An article appearing in the Expert Review of Neurotherapeutics suggests that while strokes that occur during or shortly after surgery can pose the risk of fatality, long-term disability, or longer hospital stays, prompt identification and treatment may assist in improving neurological outcomes.
Stroke specialists Sarkis Morales-Vidal, MD, and Michael Schneck, MD, Loyola University Medical Center, note that risk factors for perioperative stroke include advanced age, female gender, obesity, high blood pressure, smoking, peripheral vascular disease, chronic obstructive pulmonary disease, diabetes and high cholesterol. The study authors reportedly investigated several therapies to treat perioperative strokes caused by blood clots.

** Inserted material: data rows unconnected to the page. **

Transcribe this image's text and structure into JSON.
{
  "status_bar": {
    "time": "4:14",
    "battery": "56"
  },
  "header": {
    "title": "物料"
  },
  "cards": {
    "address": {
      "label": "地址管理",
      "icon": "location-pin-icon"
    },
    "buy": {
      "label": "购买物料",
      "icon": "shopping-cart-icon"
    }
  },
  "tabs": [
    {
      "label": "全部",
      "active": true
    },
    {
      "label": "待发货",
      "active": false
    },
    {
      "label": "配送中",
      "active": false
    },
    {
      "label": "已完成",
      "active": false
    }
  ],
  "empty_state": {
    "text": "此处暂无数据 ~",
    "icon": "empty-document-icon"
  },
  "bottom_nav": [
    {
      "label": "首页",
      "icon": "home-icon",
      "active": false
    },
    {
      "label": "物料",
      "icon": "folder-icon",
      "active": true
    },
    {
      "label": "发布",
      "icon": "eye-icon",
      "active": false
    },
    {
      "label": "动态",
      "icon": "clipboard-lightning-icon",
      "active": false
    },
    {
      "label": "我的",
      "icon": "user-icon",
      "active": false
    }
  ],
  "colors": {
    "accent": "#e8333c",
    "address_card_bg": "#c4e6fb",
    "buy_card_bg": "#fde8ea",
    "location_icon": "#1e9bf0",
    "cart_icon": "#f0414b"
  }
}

The study first assessed intravenous clot-busting drug (rtPA), which researchers concluded should not be recommended for patients who have undergone major surgery within the previous 14 days. However, researchers add, rtPA may be safe following minor surgeries, such as muscle biopsies. Researchers say they also investigated delivering rtPA by catheter, but noted that using the technique in any patient population, “is not currently substantiated by randomized controlled trials,” Morales-Vidal and Schneck say.
The study also evaluated mechanical clot busting, using catheter systems such as MERCI, Solitaire, and Penumbra. The authors caution that these systems are, “untested and unproven in perioperative stroke.” Sonothrombolysis and its use of ultrasound was an additional therapy researchers investigated. The authors emphasize that the evidence for sonothrombolysis in stroke is not conclusive and the perioperative population unstudied.
Hemicraniectomy rounded out the therapies, with the authors concluding that, “In appropriate cases, hemicraniectomy has shown clear benefit, improving survival and functional outcomes.”